In music publishing, a ringle was an attempt to revitalize the CD market by bundling a song in both full single form and a shortened ringtone version on the same disc.

Conceived by Sony BMG Music Entertainment, a 'ringle' consisted of three songs, including the advertised single along with a remix or possibly another song from the same artist, as well as a mobile phone ringtone and a program allowing the purchaser to transfer the ringtone to their mobile phone. Sony BMG stated that 50 ringles would be released between October and November 2007 in the USA, while Universal Music Group would release up to 20. Bloggers at the time likened the move to "re-arranging the deck chairs on the Titanic", while the Sydney Morning Herald stated the concept "could be a case of too little, too late."

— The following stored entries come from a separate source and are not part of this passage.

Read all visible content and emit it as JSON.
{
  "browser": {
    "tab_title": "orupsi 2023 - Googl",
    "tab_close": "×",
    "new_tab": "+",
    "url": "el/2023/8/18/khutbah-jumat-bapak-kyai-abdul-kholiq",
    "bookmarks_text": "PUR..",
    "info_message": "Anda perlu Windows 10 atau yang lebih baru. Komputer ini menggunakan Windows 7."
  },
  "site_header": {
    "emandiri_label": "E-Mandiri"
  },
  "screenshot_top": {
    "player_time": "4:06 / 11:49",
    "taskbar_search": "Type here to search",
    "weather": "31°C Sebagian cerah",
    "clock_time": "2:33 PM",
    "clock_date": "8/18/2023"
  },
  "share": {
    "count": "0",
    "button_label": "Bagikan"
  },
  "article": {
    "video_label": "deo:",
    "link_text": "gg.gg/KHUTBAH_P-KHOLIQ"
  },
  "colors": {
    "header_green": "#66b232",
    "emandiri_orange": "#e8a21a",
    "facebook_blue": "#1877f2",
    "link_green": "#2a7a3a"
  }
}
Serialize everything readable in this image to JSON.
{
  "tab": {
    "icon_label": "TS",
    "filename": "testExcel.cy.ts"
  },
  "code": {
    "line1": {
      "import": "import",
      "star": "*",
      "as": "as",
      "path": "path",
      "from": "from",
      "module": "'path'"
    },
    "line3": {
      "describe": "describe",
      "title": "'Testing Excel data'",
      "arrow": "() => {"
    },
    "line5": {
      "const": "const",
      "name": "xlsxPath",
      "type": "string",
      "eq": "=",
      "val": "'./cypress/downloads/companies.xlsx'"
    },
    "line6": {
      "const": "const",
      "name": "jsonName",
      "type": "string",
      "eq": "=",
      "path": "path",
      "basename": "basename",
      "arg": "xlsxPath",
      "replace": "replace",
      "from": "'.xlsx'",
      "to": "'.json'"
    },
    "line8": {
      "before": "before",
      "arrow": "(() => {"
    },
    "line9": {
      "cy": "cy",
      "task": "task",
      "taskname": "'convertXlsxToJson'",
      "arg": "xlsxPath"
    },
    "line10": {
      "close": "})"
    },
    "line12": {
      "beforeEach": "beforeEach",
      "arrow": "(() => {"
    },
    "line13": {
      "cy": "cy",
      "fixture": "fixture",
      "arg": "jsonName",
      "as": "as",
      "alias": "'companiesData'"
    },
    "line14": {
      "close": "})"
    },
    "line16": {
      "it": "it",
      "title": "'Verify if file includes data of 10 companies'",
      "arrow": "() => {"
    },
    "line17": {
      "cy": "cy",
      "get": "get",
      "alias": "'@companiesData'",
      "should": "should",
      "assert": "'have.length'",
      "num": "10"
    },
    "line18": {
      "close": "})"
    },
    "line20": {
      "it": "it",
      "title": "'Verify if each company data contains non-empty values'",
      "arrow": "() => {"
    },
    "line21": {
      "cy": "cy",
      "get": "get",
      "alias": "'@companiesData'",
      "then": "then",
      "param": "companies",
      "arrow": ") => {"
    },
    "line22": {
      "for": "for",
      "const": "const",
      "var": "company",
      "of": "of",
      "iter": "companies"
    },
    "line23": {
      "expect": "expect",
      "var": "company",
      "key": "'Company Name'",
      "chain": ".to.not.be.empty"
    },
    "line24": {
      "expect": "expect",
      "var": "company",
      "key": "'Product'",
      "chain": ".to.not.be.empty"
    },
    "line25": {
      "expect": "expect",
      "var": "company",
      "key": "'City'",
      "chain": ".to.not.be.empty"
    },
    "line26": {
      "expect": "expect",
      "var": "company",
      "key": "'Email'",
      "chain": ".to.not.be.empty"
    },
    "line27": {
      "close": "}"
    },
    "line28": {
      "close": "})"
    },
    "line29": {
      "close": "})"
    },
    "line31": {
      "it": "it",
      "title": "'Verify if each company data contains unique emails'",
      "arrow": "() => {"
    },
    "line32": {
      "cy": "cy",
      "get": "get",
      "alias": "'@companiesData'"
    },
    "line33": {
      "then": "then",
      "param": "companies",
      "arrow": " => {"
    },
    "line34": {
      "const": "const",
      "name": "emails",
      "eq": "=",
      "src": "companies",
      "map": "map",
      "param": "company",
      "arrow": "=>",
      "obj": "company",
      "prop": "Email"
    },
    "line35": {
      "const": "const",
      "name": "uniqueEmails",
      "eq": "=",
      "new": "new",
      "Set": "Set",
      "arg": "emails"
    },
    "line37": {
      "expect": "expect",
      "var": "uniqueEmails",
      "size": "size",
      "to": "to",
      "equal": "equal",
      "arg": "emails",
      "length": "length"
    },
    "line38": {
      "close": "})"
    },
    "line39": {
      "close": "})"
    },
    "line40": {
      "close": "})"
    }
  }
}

In cycling: In 1988, industrial designer and engineer Geoff Ringle invented the Cam-Over style quick release skewer, setting the standard design for all quick releases since, and ushered in an entire era of high performance cycling equipment using aerospace materials and engineering. While the skewer was unique in its simple, efficient design, its method of construction, being CNC machined from aluminum, brightly anodized, and built around titanium hardware marked a radical departure from traditional industrial design. In this way, Ringle revolutionized bicycle design away from the weak and heavy stamped and welded steel mass production parts of the previous century. He ultimately designed an entire product line of stems, seatposts, headsets, cable hangers, and water bottle cages, each in a minimalistic, clean, efficient design, each machined from aluminum alloy and using titanium hardware, without any steel or weldments.  By the late 90's, he sold Ringle Components to Sun Rims, and ultimately the Hayes Group, who discontinued the products in favor of outsourcing a small range of low quality, welded parts in drab colors, effectively killing the brand.